Cette fois, les doigts de la jeune fille s’enfoncèrent dans ses muscles tandis que, dans l’ombre, ses yeux fouillaient les siens.

— Et ensuite ? Tu rentrerais dans ton pays ?

— Oui.

— Tu as une femme… une épouse ?

— Oh non ! Absolument pas !

— Quelqu’un qui connaît ton nom secret ?

— Je n’avais pas de nom secret avant que tu ne m’en aies donné un.

Elle le lâcha et, se penchant sur la balustrade, contempla tristement l’antique Pera.

— Si tu vas à Dadiche, ils te sentiront et te tueront.

— Ils me sentiront ? Que veux-tu dire ?

Elle lui jeta un coup d’œil furtif.

— Que tu es énigmatique ! Tu sais à la fois tellement de choses… et si peu ! Tu pourrais être originaire de l’île la plus reculée de Tschaï ! Le sens olfactif des Chasch Bleus est aussi précis que notre vision !

— Il faut quand même que j’essaye.

— Je ne comprends pas, fit-elle d’une voix morne.

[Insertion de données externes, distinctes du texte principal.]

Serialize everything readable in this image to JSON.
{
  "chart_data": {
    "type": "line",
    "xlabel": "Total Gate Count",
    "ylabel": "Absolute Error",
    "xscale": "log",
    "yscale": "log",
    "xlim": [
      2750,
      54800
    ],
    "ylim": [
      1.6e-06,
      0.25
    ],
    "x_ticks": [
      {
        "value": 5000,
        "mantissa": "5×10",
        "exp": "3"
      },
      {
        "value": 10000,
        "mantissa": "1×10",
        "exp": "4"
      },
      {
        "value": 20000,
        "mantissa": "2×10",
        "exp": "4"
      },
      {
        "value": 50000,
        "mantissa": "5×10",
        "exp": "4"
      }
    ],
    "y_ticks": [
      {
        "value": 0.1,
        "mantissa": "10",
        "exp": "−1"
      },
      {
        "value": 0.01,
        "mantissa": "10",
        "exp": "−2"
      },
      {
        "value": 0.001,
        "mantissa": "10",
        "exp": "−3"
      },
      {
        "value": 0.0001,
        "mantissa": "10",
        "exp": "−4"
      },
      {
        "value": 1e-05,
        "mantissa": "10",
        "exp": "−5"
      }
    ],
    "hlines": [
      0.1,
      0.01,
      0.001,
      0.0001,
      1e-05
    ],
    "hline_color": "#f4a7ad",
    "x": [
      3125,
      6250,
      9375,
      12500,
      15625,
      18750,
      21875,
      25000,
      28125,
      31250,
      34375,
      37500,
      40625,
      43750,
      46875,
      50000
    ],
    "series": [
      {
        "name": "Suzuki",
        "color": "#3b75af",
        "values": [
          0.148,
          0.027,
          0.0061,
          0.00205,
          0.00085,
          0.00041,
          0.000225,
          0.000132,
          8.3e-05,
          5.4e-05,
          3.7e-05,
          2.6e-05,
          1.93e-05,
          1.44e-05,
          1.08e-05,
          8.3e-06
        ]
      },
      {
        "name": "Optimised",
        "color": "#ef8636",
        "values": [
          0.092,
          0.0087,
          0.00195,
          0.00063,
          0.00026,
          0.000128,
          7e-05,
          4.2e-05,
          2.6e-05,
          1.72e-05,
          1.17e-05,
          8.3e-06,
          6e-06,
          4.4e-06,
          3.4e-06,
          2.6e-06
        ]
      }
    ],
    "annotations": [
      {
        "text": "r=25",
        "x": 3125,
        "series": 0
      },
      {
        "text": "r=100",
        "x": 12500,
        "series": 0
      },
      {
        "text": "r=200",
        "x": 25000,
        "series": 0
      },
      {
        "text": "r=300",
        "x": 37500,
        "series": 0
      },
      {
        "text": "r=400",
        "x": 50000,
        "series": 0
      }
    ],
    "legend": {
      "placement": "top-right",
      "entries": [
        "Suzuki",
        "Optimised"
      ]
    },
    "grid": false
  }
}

Je t’ai révélé mon nom, je t’ai donné ce que j’ai de plus précieux et tu n’es pas touché. Tu ne modifies pas ton attitude.

Reith la prit dans ses bras. Elle était tendue, mais, peu à peu, elle s’abandonna à son étreinte.

— Ne crois pas que je ne sois pas touché, bien au contraire. Mais je dois aller à Dadiche – dans ton intérêt autant que dans le mien.

— Comment cela, dans mon intérêt ? Pour que tu me reconduises à Cath ?

— Oui, mais pas seulement pour cela. Cela te fait-il plaisir de subir la domination des Dirdir, des Chasch et des Wankh, sans même parler des Pnume ?

— Je ne sais pas… je n’y ai jamais réfléchi. Les hommes sont des monstruosités, des phénomènes. C’est en tout cas ce qu’on nous dit, encore que Hopsin le Roi Fou ait affirmé qu’ils venaient d’une planète lointaine à laquelle il a demandé secours. Un secours qui, bien sûr, n’est jamais arrivé. Il y a cent cinquante ans de cela.

— Une bien longue attente !

Reith embrassa de nouveau la jeune fille, qui se laissa faire avec apathie. Toute sa ferveur l’avait désertée.

— Je me sens… bizarre, murmura-t-elle. Je ne sais pas ce que j’éprouve.

Debout devant la balustrade, ils prêtaient l’oreille aux bruits de l’auberge : éclats de rire assourdis venant de la salle commune, braillements d’enfants qui se faisaient gronder par leurs mères…

— Je crois que je vais aller me coucher, dit la Fleur de Cath.

Reith la serra dans ses bras.

— Derl…

— Oui ?

— À mon retour de Dadiche…

— Tu n’en reviendras pas. Les Chasch Bleus te captureront et tu serviras à leurs jeux. Maintenant, je vais essayer de dormir et d’oublier que je suis vivante.

Elle rentra dans la petite pièce. Reith resta sur le balcon. Tout d’abord, il se couvrit d’injures. Puis il se demanda comment il aurait pu se comporter différemment à moins d’être fait d’autre chose que de chair et de sang.

Demain, il se rendrait à Dadiche afin de savoir une fois pour toutes à quoi s’en tenir sur son sort.